Bug 48339 - Exception threw when filtering the attached Excel using tika-app-0.4.jar
Summary: Exception threw when filtering the attached Excel using tika-app-0.4.jar
Alias: None
Product: POI
Classification: Unclassified
Component: HSSF (show other bugs)
Version: unspecified
Hardware: PC Windows Server 2003
: P2 normal (vote)
Target Milestone: ---
Assignee: POI Developers List
Depends on:
Reported: 2009-12-04 00:46 UTC by leon800219
Modified: 2010-08-03 12:59 UTC (History)
0 users

xls file containing several embedded object that will cause the exception (29.50 KB, application/vnd.ms-excel)
2009-12-04 00:46 UTC, leon800219

Note You need to log in before you can comment on or make changes to this bug.
Description leon800219 2009-12-04 00:46:46 UTC
Created attachment 24670 [details]
xls file containing several embedded object that will cause the exception

I got an exception when filtering the attached Excel file using "type bugs.xls | java -jar tika-app -0.4.jar -". 

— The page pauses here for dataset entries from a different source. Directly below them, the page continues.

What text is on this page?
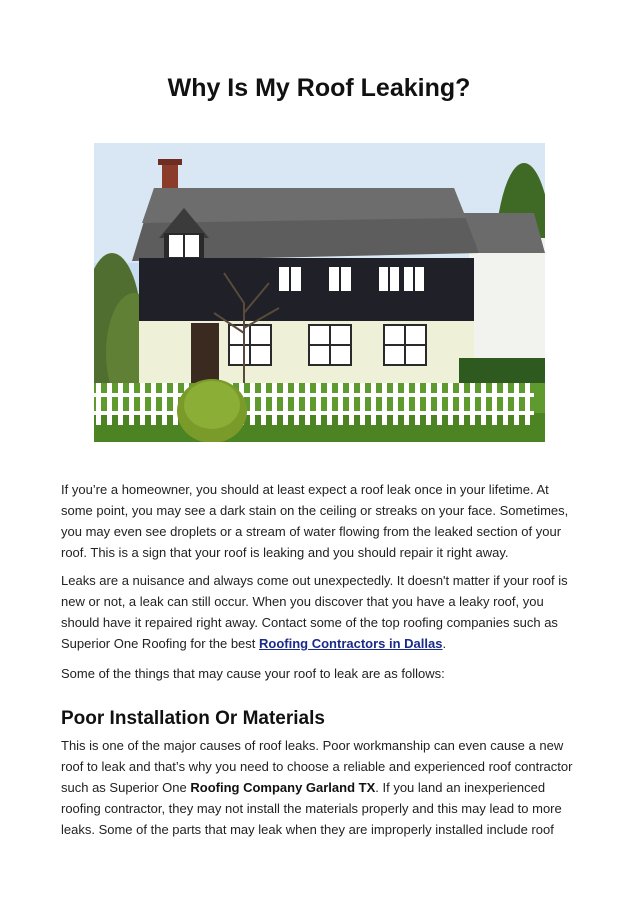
Why Is My Roof Leaking?

If you’re a homeowner, you should at least expect a roof leak once in your lifetime. At some point, you may see a dark stain on the ceiling or streaks on your face. Sometimes, you may even see droplets or a stream of water flowing from the leaked section of your roof. This is a sign that your roof is leaking and you should repair it right away.

Leaks are a nuisance and always come out unexpectedly. It doesn't matter if your roof is new or not, a leak can still occur. When you discover that you have a leaky roof, you should have it repaired right away. Contact some of the top roofing companies such as Superior One Roofing for the best Roofing Contractors in Dallas.

Some of the things that may cause your roof to leak are as follows:

Poor Installation Or Materials

This is one of the major causes of roof leaks. Poor workmanship can even cause a new roof to leak and that’s why you need to choose a reliable and experienced roof contractor such as Superior One Roofing Company Garland TX. If you land an inexperienced roofing contractor, they may not install the materials properly and this may lead to more leaks. Some of the parts that may leak when they are improperly installed include roof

The embedded object seemed to cause the problem, exception stack trace follows.

Exception in thread "main" org.apache.tika.exception.TikaException:
Unexpected RuntimeException from
       at org.apache.tika.parser.CompositeParser.parse(CompositeParser.java:122)
       at org.apache.tika.parser.AutoDetectParser.parse(AutoDetectParser.java:101)
       at org.apache.tika.cli.TikaCLI.process(TikaCLI.java:175)
       at org.apache.tika.cli.TikaCLI.main(TikaCLI.java:62)
Caused by: org.apache.poi.hssf.record.RecordFormatException: Unable to
construct record instance
       at org.apache.poi.hssf.record.RecordFactory$ReflectionRecordCreator.create(RecordFactory.java:64)
       at org.apache.poi.hssf.record.RecordFactory.createSingleRecord(RecordFactory.java:263)
       at org.apache.poi.hssf.record.RecordFactoryInputStream.readNextRecord(RecordFactoryInputStream.java:270)
       at org.apache.poi.hssf.record.RecordFactoryInputStream.nextRecord(RecordFactoryInputStream.java:236)
       at org.apache.poi.hssf.eventusermodel.HSSFEventFactory.genericProcessEvents(HSSFEventFactory.java:122)
       at org.apache.poi.hssf.eventusermodel.HSSFEventFactory.processEvents(HSSFEventFactory.java:85)
       at org.apache.tika.parser.microsoft.ExcelExtractor.parse(ExcelExtractor.java:145)
       at org.apache.tika.parser.microsoft.OfficeParser.parse(OfficeParser.java:114)
       at org.apache.tika.parser.CompositeParser.parse(CompositeParser.java:120)
       ... 3 more
Caused by: org.apache.poi.hssf.record.RecordFormatException: Ran out
of record data trying to read formula. fields: (option=-12 index=11540
not_used=353 name=''')
       at org.apache.poi.hssf.record.ExternalNameRecord.readFail(ExternalNameRecord.java:177)
       at org.apache.poi.hssf.record.ExternalNameRecord.<init>(ExternalNameRecord.java:164)
       at sun.reflect.NativeConstructorAccessorImpl.newInstance0(Native Method)
       at sun.reflect.NativeConstructorAccessorImpl.newInstance(NativeConstructorAccessorImpl.java:39)
       at sun.reflect.DelegatingConstructorAccessorImpl.newInstance(DelegatingConstructorAccessorImpl.java:27)
       at java.lang.reflect.Constructor.newInstance(Constructor.java:513)
       at org.apache.poi.hssf.record.RecordFactory$ReflectionRecordCreator.create(RecordFactory.java:56)
       ... 11 more
Comment 1 Yegor Kozlov 2009-12-15 08:33:20 UTC
The problem fixed in r890871

To test the fix you need to update Tika to use the latest POI jars built from trunk. Daily builds can be downloaded from http://encore.torchbox.com/poi-svn-build/

Comment 2 willpower1024 2010-08-03 12:54:32 UTC
Glad to see this a known issue and that it is fixed :))).  My app was having issues reading spreadsheets with Linked Notes after upgrading to 3.6.  I've tested the fix with the 3.7 beta1 libraries and it works like a charm for reading Linked Notes.  Appreciate the quick turnaround.  Any ETA on the release of 3.7?
Comment 3 Nick Burch 2010-08-03 12:59:45 UTC
Next beta will hopefully be in a week or so (voting will start shortly), the final release will depend on bug reports!